If U.S. regulators approve Chinese plans to purchase America's Smithfield Foods—the world's biggest pork producer—the United States risks losing its multibillion-dollar pork industry to China, Senate Agriculture Chairwoman Debbie Stabenow, D-Mich., told CNBC on Wednesday.
"We have a real potential in terms of losing this industry, I think, and its market share in the long run … they have more hog production and then they take over in terms of exports around the world," said Stabenow, noting China has five times more hog production capacity than the United States.
"Our largest export market is Japan. China is right next door. We're very export dependent in this industry, in the pork industry. What happens long term? Even though it looks like a good deal now, do we lose those export markets and potentially lose a tremendous amount of market share."
On Wednesday, U.S. senators, including Stabenow and Grassley, questioned Smithfield's chief executive about food safety and foreign ownership.

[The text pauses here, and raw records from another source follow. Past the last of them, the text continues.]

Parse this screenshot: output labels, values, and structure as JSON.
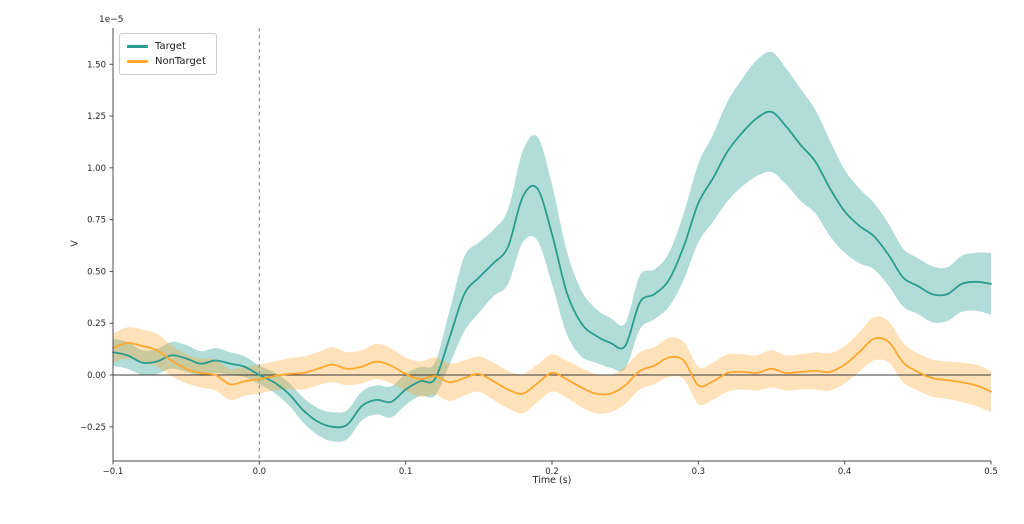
{
  "figure": {
    "background": "#ffffff",
    "title": ""
  },
  "legend": {
    "items": [
      {
        "label": "Target",
        "color": "#2a9d8f"
      },
      {
        "label": "NonTarget",
        "color": "#ffa72e"
      }
    ]
  },
  "chart_data": {
    "type": "line",
    "title": "",
    "xlabel": "Time (s)",
    "ylabel": "V",
    "y_offset_label": "1e−5",
    "y_units": "1e-5 V",
    "xlim": [
      -0.1,
      0.5
    ],
    "ylim": [
      -0.415,
      1.675
    ],
    "grid": false,
    "legend_position": "upper left",
    "vline_x": 0.0,
    "hline_y": 0.0,
    "x_ticks": [
      -0.1,
      0.0,
      0.1,
      0.2,
      0.3,
      0.4,
      0.5
    ],
    "x_tick_labels": [
      "−0.1",
      "0.0",
      "0.1",
      "0.2",
      "0.3",
      "0.4",
      "0.5"
    ],
    "y_ticks": [
      -0.25,
      0.0,
      0.25,
      0.5,
      0.75,
      1.0,
      1.25,
      1.5
    ],
    "y_tick_labels": [
      "−0.25",
      "0.00",
      "0.25",
      "0.50",
      "0.75",
      "1.00",
      "1.25",
      "1.50"
    ],
    "x": [
      -0.1,
      -0.09,
      -0.08,
      -0.07,
      -0.06,
      -0.05,
      -0.04,
      -0.03,
      -0.02,
      -0.01,
      0,
      0.01,
      0.02,
      0.03,
      0.04,
      0.05,
      0.06,
      0.07,
      0.08,
      0.09,
      0.1,
      0.11,
      0.12,
      0.13,
      0.14,
      0.15,
      0.16,
      0.17,
      0.18,
      0.19,
      0.2,
      0.21,
      0.22,
      0.23,
      0.24,
      0.25,
      0.26,
      0.27,
      0.28,
      0.29,
      0.3,
      0.31,
      0.32,
      0.33,
      0.34,
      0.35,
      0.36,
      0.37,
      0.38,
      0.39,
      0.4,
      0.41,
      0.42,
      0.43,
      0.44,
      0.45,
      0.46,
      0.47,
      0.48,
      0.49,
      0.5
    ],
    "series": [
      {
        "name": "Target",
        "color": "#2a9d8f",
        "band_alpha": 0.36,
        "values": [
          0.11,
          0.095,
          0.06,
          0.065,
          0.095,
          0.08,
          0.055,
          0.07,
          0.055,
          0.04,
          0,
          -0.035,
          -0.09,
          -0.17,
          -0.225,
          -0.25,
          -0.24,
          -0.15,
          -0.12,
          -0.13,
          -0.07,
          -0.03,
          -0.02,
          0.18,
          0.39,
          0.47,
          0.54,
          0.62,
          0.86,
          0.9,
          0.68,
          0.4,
          0.25,
          0.19,
          0.155,
          0.14,
          0.35,
          0.39,
          0.46,
          0.62,
          0.83,
          0.95,
          1.08,
          1.17,
          1.24,
          1.27,
          1.2,
          1.11,
          1.03,
          0.9,
          0.79,
          0.72,
          0.67,
          0.58,
          0.47,
          0.43,
          0.39,
          0.39,
          0.44,
          0.45,
          0.44
        ],
        "band_halfwidth": [
          0.065,
          0.065,
          0.06,
          0.06,
          0.065,
          0.065,
          0.06,
          0.06,
          0.055,
          0.05,
          0.045,
          0.05,
          0.055,
          0.06,
          0.065,
          0.07,
          0.07,
          0.07,
          0.07,
          0.075,
          0.075,
          0.07,
          0.08,
          0.13,
          0.18,
          0.17,
          0.16,
          0.18,
          0.22,
          0.25,
          0.24,
          0.2,
          0.16,
          0.13,
          0.12,
          0.11,
          0.13,
          0.12,
          0.13,
          0.16,
          0.19,
          0.21,
          0.24,
          0.26,
          0.28,
          0.29,
          0.28,
          0.27,
          0.25,
          0.23,
          0.2,
          0.18,
          0.16,
          0.15,
          0.14,
          0.135,
          0.135,
          0.13,
          0.135,
          0.14,
          0.15
        ]
      },
      {
        "name": "NonTarget",
        "color": "#ffa72e",
        "band_alpha": 0.33,
        "values": [
          0.13,
          0.155,
          0.14,
          0.12,
          0.07,
          0.03,
          0.01,
          0,
          -0.045,
          -0.03,
          -0.02,
          -0.005,
          0.005,
          0.01,
          0.03,
          0.05,
          0.03,
          0.04,
          0.065,
          0.045,
          0.005,
          -0.02,
          -0.005,
          -0.035,
          -0.015,
          0.005,
          -0.03,
          -0.07,
          -0.09,
          -0.04,
          0.01,
          -0.02,
          -0.06,
          -0.09,
          -0.09,
          -0.05,
          0.02,
          0.045,
          0.085,
          0.07,
          -0.05,
          -0.03,
          0.01,
          0.015,
          0.01,
          0.03,
          0.01,
          0.015,
          0.02,
          0.015,
          0.05,
          0.11,
          0.175,
          0.16,
          0.06,
          0.015,
          -0.015,
          -0.025,
          -0.035,
          -0.05,
          -0.08
        ],
        "band_halfwidth": [
          0.07,
          0.075,
          0.08,
          0.08,
          0.075,
          0.07,
          0.07,
          0.075,
          0.075,
          0.07,
          0.07,
          0.07,
          0.075,
          0.08,
          0.08,
          0.085,
          0.08,
          0.08,
          0.085,
          0.085,
          0.08,
          0.085,
          0.09,
          0.09,
          0.085,
          0.085,
          0.09,
          0.09,
          0.095,
          0.09,
          0.09,
          0.09,
          0.095,
          0.095,
          0.09,
          0.09,
          0.09,
          0.09,
          0.095,
          0.09,
          0.09,
          0.09,
          0.09,
          0.085,
          0.085,
          0.09,
          0.085,
          0.085,
          0.09,
          0.09,
          0.09,
          0.095,
          0.105,
          0.1,
          0.095,
          0.09,
          0.09,
          0.09,
          0.095,
          0.1,
          0.1
        ]
      }
    ],
    "styles": {
      "spine_color": "#4c4c4c",
      "tick_color": "#4c4c4c",
      "tick_label_color": "#262626",
      "zero_line_color": "#3a3a3a",
      "onset_line_color": "#8c8c8c"
    }
  }
}
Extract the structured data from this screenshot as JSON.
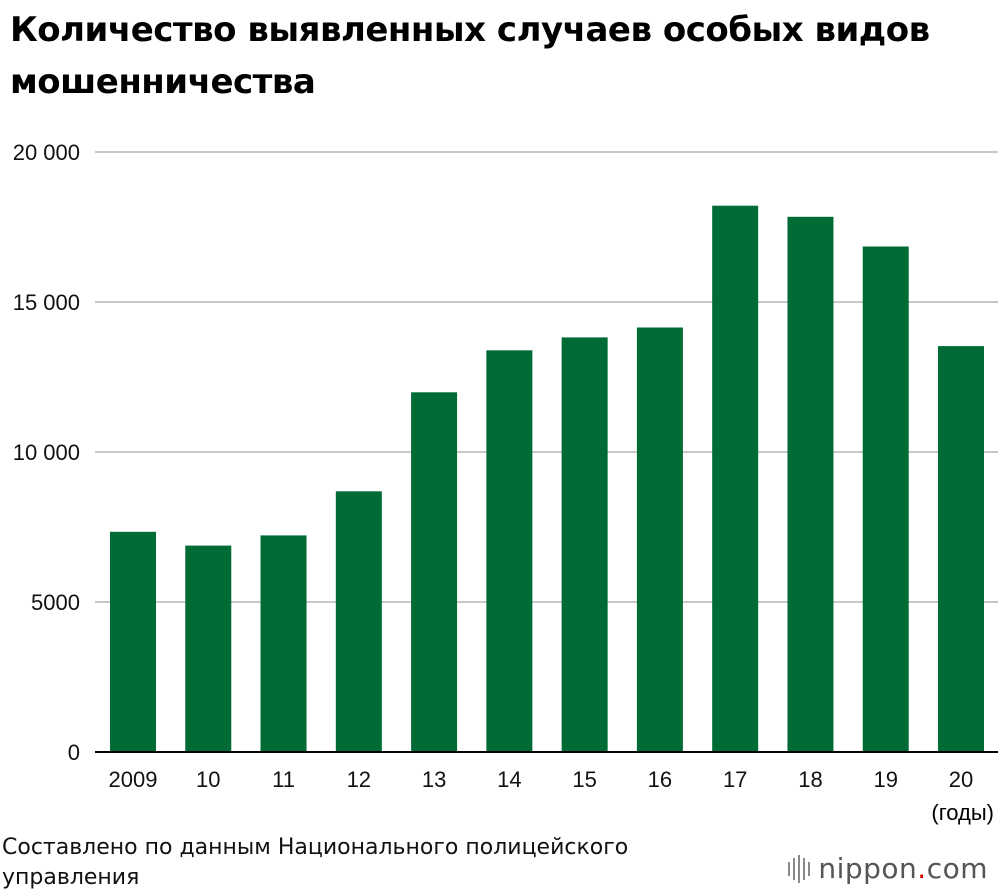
{
  "title": "Количество выявленных случаев особых видов мошенничества",
  "x_unit_label": "(годы)",
  "source": "Составлено по данным Национального полицейского управления",
  "logo": {
    "name": "nippon",
    "dot": ".",
    "suffix": "com"
  },
  "colors": {
    "bar": "#006b35",
    "grid": "#c8c8c8",
    "axis": "#000000"
  },
  "chart_data": {
    "type": "bar",
    "categories": [
      "2009",
      "10",
      "11",
      "12",
      "13",
      "14",
      "15",
      "16",
      "17",
      "18",
      "19",
      "20"
    ],
    "values": [
      7340,
      6880,
      7220,
      8690,
      11990,
      13390,
      13820,
      14150,
      18210,
      17840,
      16850,
      13530
    ],
    "title": "Количество выявленных случаев особых видов мошенничества",
    "xlabel": "(годы)",
    "ylabel": "",
    "ylim": [
      0,
      20000
    ],
    "yticks": [
      0,
      5000,
      10000,
      15000,
      20000
    ],
    "ytick_labels": [
      "0",
      "5000",
      "10 000",
      "15 000",
      "20 000"
    ],
    "grid": true,
    "legend": "none"
  }
}
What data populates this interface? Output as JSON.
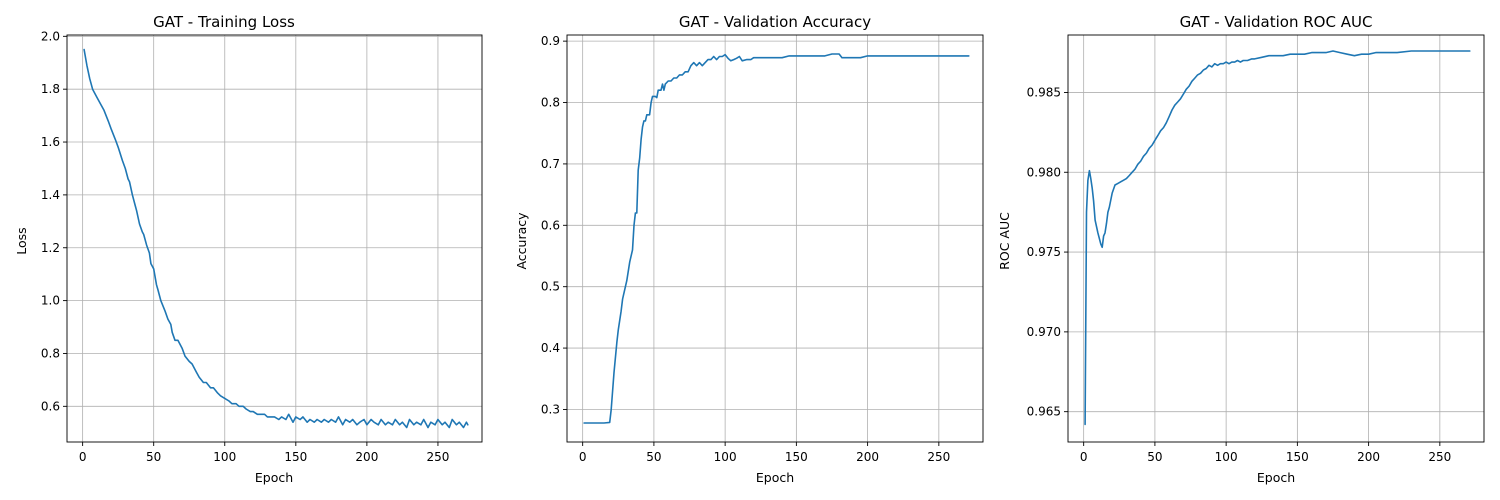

To Stabenow, the proposed $4.7 billion purchase by Shuanghui International, the largest acquisition ever of a U.S. company by a Chinese concern, likely aims to fix the country's long-standing problems with food safety, as well.
"Shuanghui is paying a premium of about 30 percent above what would be the market value to buy [Smithfield]. We think it's because they want the 20 years of food efficiency and food safety information and so on to be able to bring their systems up" to date, Stabenow said on CNBC's "Squawk on the Street."
"We, as a federal government, you and I as taxpayers, have put in over $800 million in research and development as it relates to food safety and feed processes and efficiencies and so on and essentially, we have a Chinese company buying that. They are buying it on a premium because they're behind us. They want all of our efficiencies, in part, paid for by federal taxpayers. They're 20 years behind us. So they get up to speed."
However, Stabenow said food safety is chief among her concerns about the deal.
"Food safety really is about national security. It's not just one company, even though it is the largest sale to a company in China and we know the Chinese system is very different in terms of how it's set up. It may not be directly owned by the Chinese government, but we all understand how tight and interwoven [that relationship] is," she said.
"But, what happens to us in terms of other companies down the road? Do we want other countries owning our food supply?"
Sen. Chuck Grassley, R-Iowa, who also sits on the agriculture panel, said he's concerned about the extent to which this deal might be an opening for Chinese pork to come into the U.S. food supply.
After all, recent scandals in China have fueled food safety concerns. Among the problems have been thousands of pig carcasses found floating down a river and milk tainted with the industrial chemical melamine that killed six and sickened thousands. In June, a fire at a chicken-processing plant in northeast China killed 120 people.
For China to export pork into the United States, though, it would need to meet the sanitary and phytosanitary standards mandated by the World Trade Organization.
"Obviously, if this could happen under the free trade agreements that we have, we would have to accept [Chinese pork] as long as it was safe and it met those standards," Grassley told CNBC's "Power Lunch."
Smithfield declined CNBC's request for an interview, but in a statement said the combined company has no plans to send Chinese meat to the U.S.
"The Shuanghui/Smithfield transaction is focused on exports and should help open up a large and growing pork market in China for U.S. hog farmers," the statement said, in part. "The combined company will not import any product from China into the U.S. As a result, the proposed combination does not have any implication for the U.S. food supply."
Smithfield CEO Larry Pope has vigorously defended the deal since it was announced in May, claiming it would not harm U.S. food safety.
"Shuanghui recognizes Smithfield's best-in-class operations, outstanding food safety practices and 46,000 hard working employees," Pope told Reuters in May. "There will be no impact on how we do business operationally in America and around the world as a result of this transaction."
Meanwhile, Grassley has concerns about what impact the deal might have on consumer choice and the price of pork products.
"We know in China the government plays a very major role and the extent to which that might be the case, how does that distort the marketplace for pork worldwide and even within the United States," he said.
Approval for the deal ultimately lies with the Committee on Foreign Investment in the United States (CFIUS), which is the interagency panel headed by the U.S. Treasury Department that reviews foreign investments for national security threats. CFIUS experts largely believe the deal will be approved, Reuters reported.
—Reuters contributed to this report.